Deux autres cartes étayent l’argument anti-Ponce : La carte de Juan de la Cosa de 1500 décrivant de vastes terres au nord de Cuba montre des drapeaux britanniques plantés le long de la côte est des États-Unis, ce qui concorderait avec la théorie selon laquelle la revendication de l’Angleterre sur les 13 colonies américaines originales était un sous-produit des découvertes de Cabot.

Une deuxième carte, créée en 1502 et appelée le planisphère de Cantino, représente la péninsule de la Floride avec un rendu remarquablement précis de ses bras de mer et de ses baies. Alberto Cantino, espion pour le compte d’un duc italien, a fait sortir clandestinement la carte du Portugal à l’époque où les pays européens se disputaient les territoires du Nouveau Monde. L’original a été retrouvé des centaines d’années plus tard en train de servir de paravent dans une boucherie.

« Une fois agrégées en cartes, ces informations géographiques étaient jalousement gardées, ce qui permettait à l’Espagne et au Portugal de conserver un avantage en matière de commerce et d’expansion coloniale sur les autres pays européens », a expliqué M. Schmitt, décrivant comment les cartes étaient assemblées comme des puzzles, les cartographes compilant des croquis et des descriptions du littoral réalisés depuis le pont ou le nid de pie ou à partir d’expéditions sur le rivage. « Ce n’est qu’en 1600 qu’ils ont eu des instruments pour des mesures plus précises. »

Dans le livre, le coauteur Carr présente un argument archéologique qui s’ajoute à l’ensemble des preuves que Ponce n’a pas découvert la Floride. Carr, qui a fouillé les villages indiens préhistoriques de Tequesta à l’embouchure de la Miami River, a découvert un monticule de 22 coquilles de conques alors qu’il arpentait un terrain au Bonnet House Museum and Gardens de Fort Lauderdale en 1984. Il a trouvé des trous béants inhabituels au milieu des coquilles et une coquille avec un trou caractéristique en forme de lame métallique fine. Des tests au radiocarbone ont montré que les coquilles dataient de la fin du 15e siècle.

« Elles ne peuvent pas avoir été ouvertes par des explorateurs espagnols parce que les Espagnols étaient déjà dans les Caraïbes à cette époque et savaient comment ouvrir les coquilles de conque de manière efficace, de la façon dont les indigènes les ouvraient en perçant un trou dans la couronne, en coupant l’attache du tendon et en extrayant la conque pour un repas », a-t-il déclaré. « Celui qui a fait cela a vraiment travaillé pour les ouvrir et les manger. »

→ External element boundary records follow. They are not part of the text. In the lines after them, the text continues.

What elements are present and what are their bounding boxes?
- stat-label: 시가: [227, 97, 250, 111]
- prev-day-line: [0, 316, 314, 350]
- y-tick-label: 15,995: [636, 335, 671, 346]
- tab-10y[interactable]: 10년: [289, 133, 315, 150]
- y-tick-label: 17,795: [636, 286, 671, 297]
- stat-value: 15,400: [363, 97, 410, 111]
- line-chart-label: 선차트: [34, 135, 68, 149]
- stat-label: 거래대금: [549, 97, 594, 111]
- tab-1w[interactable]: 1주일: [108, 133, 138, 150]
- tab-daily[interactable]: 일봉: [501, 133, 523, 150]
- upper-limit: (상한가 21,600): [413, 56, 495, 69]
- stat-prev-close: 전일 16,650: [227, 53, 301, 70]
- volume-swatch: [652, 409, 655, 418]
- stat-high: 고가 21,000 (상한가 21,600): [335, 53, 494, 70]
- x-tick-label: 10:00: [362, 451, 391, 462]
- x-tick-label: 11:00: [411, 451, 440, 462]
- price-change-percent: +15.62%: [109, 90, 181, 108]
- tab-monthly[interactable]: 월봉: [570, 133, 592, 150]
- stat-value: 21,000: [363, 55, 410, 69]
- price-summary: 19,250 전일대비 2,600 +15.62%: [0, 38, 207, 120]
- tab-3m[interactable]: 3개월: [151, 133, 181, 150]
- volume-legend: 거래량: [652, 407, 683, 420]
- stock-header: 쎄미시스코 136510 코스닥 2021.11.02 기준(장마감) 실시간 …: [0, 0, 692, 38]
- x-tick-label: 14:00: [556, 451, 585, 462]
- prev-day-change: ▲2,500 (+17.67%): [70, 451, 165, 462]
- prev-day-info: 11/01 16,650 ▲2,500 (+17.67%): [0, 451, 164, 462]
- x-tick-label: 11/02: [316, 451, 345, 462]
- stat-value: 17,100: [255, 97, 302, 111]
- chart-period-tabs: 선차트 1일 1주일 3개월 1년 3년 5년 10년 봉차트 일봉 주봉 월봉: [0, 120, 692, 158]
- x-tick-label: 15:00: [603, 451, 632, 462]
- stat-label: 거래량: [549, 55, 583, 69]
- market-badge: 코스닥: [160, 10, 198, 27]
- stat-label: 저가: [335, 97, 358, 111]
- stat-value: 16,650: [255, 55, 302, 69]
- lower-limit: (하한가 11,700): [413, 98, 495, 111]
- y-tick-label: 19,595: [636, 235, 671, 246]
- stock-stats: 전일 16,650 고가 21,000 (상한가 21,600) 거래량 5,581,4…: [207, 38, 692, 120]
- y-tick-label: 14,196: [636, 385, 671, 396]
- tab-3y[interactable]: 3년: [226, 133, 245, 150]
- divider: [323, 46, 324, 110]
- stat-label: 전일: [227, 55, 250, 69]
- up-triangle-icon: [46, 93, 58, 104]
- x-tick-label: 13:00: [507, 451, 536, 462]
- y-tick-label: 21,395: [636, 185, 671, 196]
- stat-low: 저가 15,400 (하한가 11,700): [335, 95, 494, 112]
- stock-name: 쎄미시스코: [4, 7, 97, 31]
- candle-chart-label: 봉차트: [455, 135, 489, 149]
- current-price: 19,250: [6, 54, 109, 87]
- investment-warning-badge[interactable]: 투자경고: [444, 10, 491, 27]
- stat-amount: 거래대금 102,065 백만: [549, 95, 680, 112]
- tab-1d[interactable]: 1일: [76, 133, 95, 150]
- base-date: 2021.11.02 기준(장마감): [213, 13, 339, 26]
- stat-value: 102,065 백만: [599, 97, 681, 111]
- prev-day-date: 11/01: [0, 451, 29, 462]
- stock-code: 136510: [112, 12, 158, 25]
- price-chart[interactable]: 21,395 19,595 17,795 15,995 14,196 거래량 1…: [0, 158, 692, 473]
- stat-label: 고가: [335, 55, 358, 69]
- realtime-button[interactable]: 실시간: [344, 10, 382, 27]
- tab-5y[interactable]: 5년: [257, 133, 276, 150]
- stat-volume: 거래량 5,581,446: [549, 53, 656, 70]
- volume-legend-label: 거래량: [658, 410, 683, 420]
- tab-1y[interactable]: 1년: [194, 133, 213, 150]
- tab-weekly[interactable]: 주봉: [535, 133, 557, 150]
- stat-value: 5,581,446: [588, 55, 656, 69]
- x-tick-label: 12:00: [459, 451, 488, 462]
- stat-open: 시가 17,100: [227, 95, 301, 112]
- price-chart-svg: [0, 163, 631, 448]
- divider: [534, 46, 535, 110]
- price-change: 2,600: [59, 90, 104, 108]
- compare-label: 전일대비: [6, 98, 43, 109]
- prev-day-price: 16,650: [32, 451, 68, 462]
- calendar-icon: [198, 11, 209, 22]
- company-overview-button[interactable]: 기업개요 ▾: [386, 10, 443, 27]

Carr a conclu que les coquilles étaient la preuve d’un débarquement européen antérieur à Ponce.

« Christophe Colomb savait comment ouvrir les coquilles de conque et Ponce avait voyagé avec Colomb. Celles-ci ont été ouvertes par des personnes qui n’étaient pas espagnoles et n’avaient jamais été dans les Caraïbes, mais qui sont probablement arrivées dans le sud de la Floride depuis le nord le long de la côte atlantique ou qui avaient navigué directement depuis l’Europe », a déclaré Carr.

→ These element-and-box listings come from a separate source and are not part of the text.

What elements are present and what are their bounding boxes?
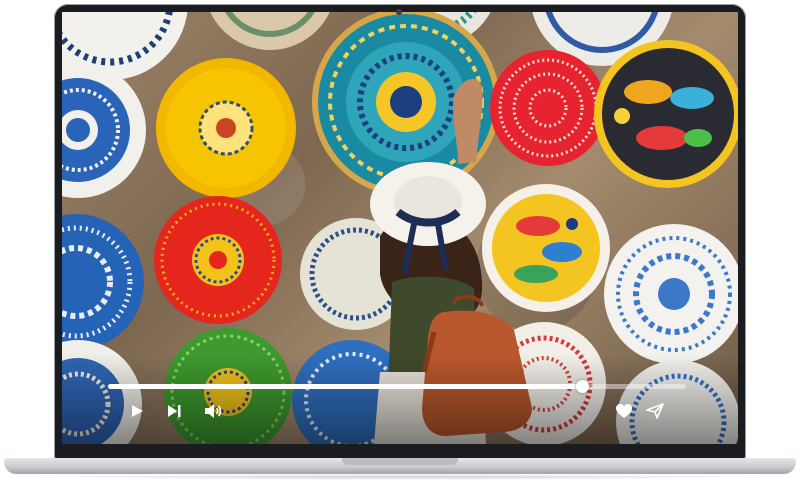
laptop-screen [62,12,738,444]
progress-knob[interactable] [575,380,589,393]
volume-button[interactable] [202,400,224,422]
progress-bar[interactable] [108,380,686,393]
progress-fill [108,384,582,389]
volume-icon [205,404,222,418]
lid-opening-notch [342,458,458,465]
play-icon [132,405,143,417]
skip-next-icon [168,405,181,417]
video-controls-gradient [62,354,738,444]
like-button[interactable] [613,400,635,422]
heart-icon [616,404,632,418]
share-button[interactable] [644,400,666,422]
send-icon [646,403,664,419]
next-button[interactable] [163,400,185,422]
play-button[interactable] [126,400,148,422]
webcam [396,9,402,15]
laptop-shadow [20,474,780,480]
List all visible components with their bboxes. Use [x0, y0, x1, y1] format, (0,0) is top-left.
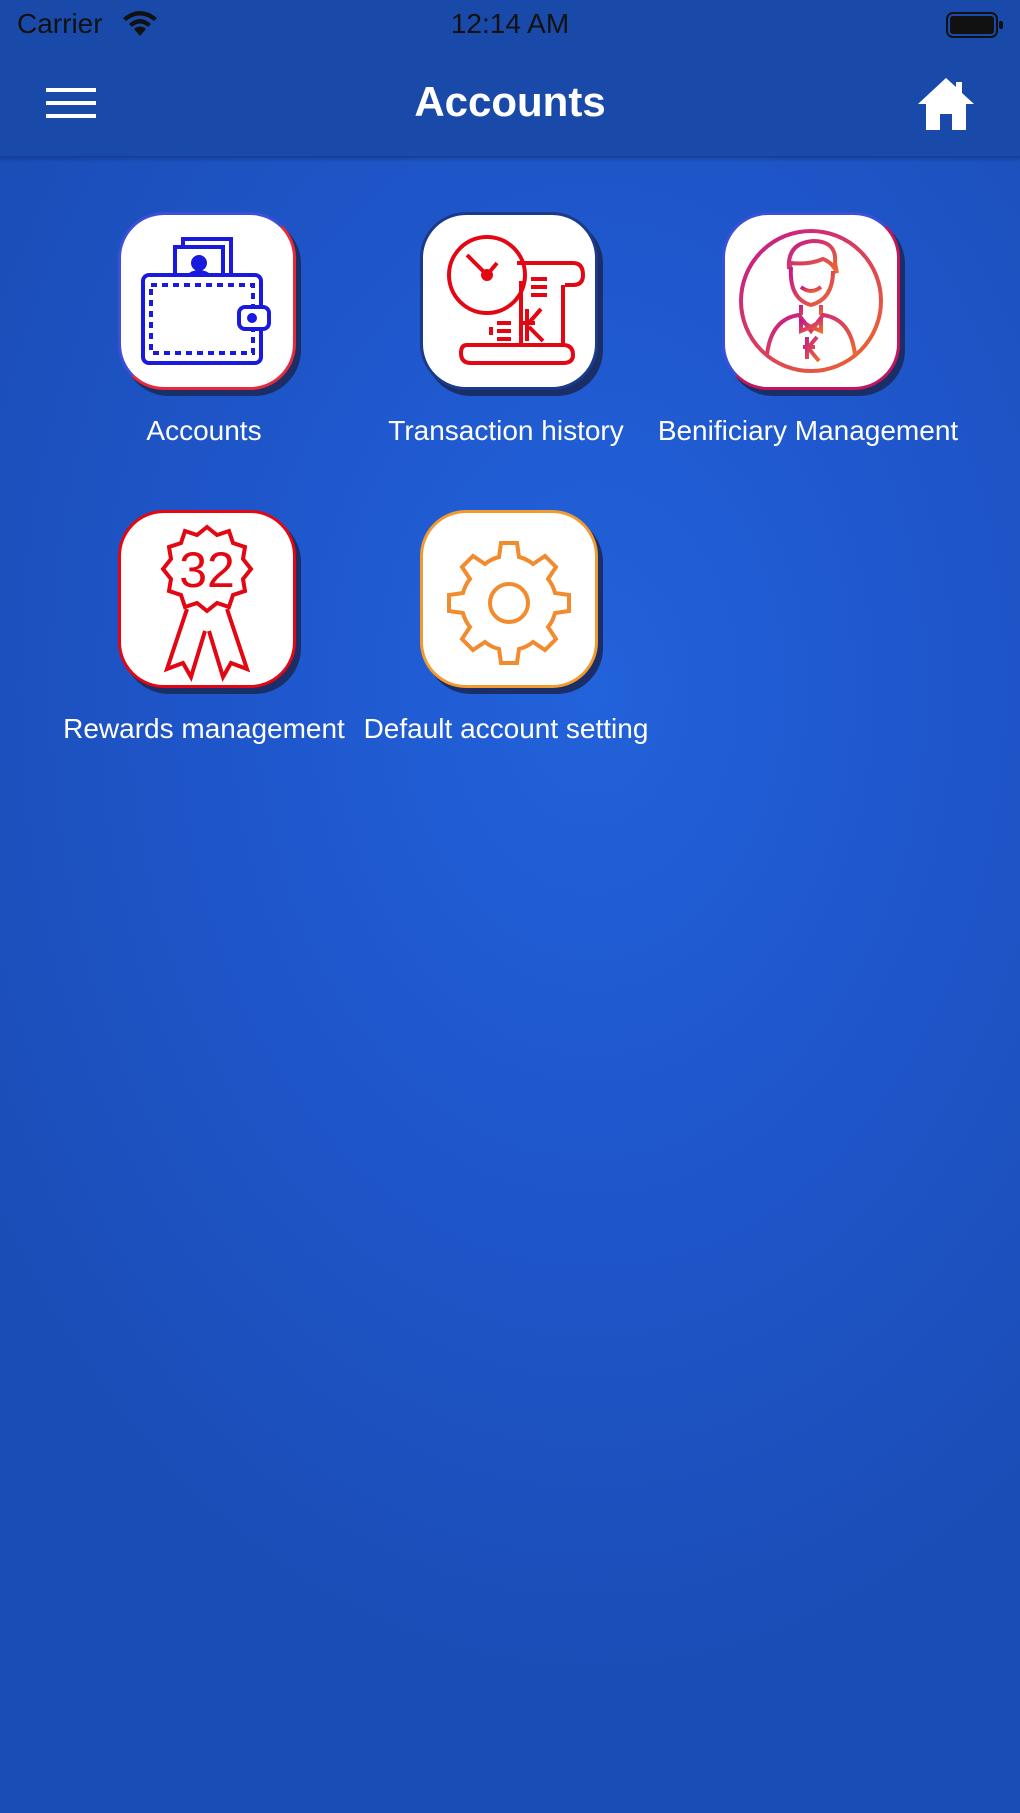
hamburger-menu-icon [46, 88, 96, 118]
tile-transaction-history[interactable]: Transaction history [338, 212, 638, 462]
tile-accounts-label: Accounts [146, 415, 262, 446]
tile-accounts-icon-box [118, 212, 296, 390]
tile-default-account-setting-icon-box [420, 510, 598, 688]
reward-badge-icon: 32 [160, 524, 254, 683]
tile-transaction-history-label: Transaction history [388, 415, 624, 446]
wallet-icon [141, 237, 271, 365]
tile-rewards-management[interactable]: 32 Rewards management [36, 510, 345, 800]
clock-receipt-icon [447, 235, 586, 365]
page-title: Accounts [414, 78, 606, 125]
tile-default-account-setting-label: Default account setting [363, 713, 649, 744]
tile-beneficiary-management[interactable]: Benificiary Management [640, 212, 958, 502]
tile-rewards-management-icon-box: 32 [118, 510, 296, 688]
tile-beneficiary-management-label: Benificiary Management [657, 415, 959, 446]
battery-icon [946, 12, 1003, 38]
menu-button[interactable] [36, 80, 106, 130]
tile-transaction-history-icon-box [420, 212, 598, 390]
navigation-bar: Accounts [0, 52, 1020, 158]
status-bar: Carrier 12:14 AM [0, 0, 1020, 52]
home-icon [918, 78, 974, 130]
clock-time: 12:14 AM [450, 8, 570, 39]
tile-rewards-management-label: Rewards management [63, 713, 345, 744]
gear-icon [447, 541, 571, 665]
home-button[interactable] [914, 74, 978, 134]
tile-accounts[interactable]: Accounts [36, 212, 336, 462]
reward-badge-number: 32 [179, 542, 235, 598]
tile-beneficiary-management-icon-box [722, 212, 900, 390]
beneficiary-person-icon [739, 229, 883, 373]
tile-default-account-setting[interactable]: Default account setting [338, 510, 648, 800]
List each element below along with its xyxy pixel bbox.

Parmi la collection de 1 000 cartes de Schmitt, on trouve la première carte de New Providence aux Bahamas, la seule copie complète de ce qui est probablement la première carte anglaise des Antilles ou de Spanish Main, et la seule copie de l’une des premières cartes à nommer les Tortugas et Los Martires (le nom original des Keys).

« Je collectionne depuis 25 ans et je me concentre sur les Keys, les Bahamas, Cuba et le sud de la Floride, les régions où j’ai fait du bateau et de la plongée toute ma vie », a déclaré Schmitt, 66 ans. Sa famille a quitté Détroit pour s’installer dans les Keys en 1955 et a créé une société immobilière. Schmitt n’est jamais parti. Son bateau s’appelle l’Hippocampe, d’après le cheval de Neptune. « J’ai grandi dans l’immobilier et j’ai développé un sens de la terre et un amour pour les îles. »

La deuxième partie du nouveau livre concerne la cartographie des Keys, et le premier à le faire, en 1770, était William Gerard De Brahm, dont les compétences en tant que cartographe lui ont valu le titre de Surveyor General of the New World pour l’Angleterre. L’une de ses cartes imprimées les plus insolites – peut-être un précurseur des projections de changement climatique du XXIe siècle – représentait la Floride il y a 10 000 ans, lorsque le niveau des eaux était plus bas, afin de démontrer que les Keys faisaient partie de la Floride et de réfuter l’affirmation de l’Espagne selon laquelle les Keys étaient géologiquement liés à Cuba.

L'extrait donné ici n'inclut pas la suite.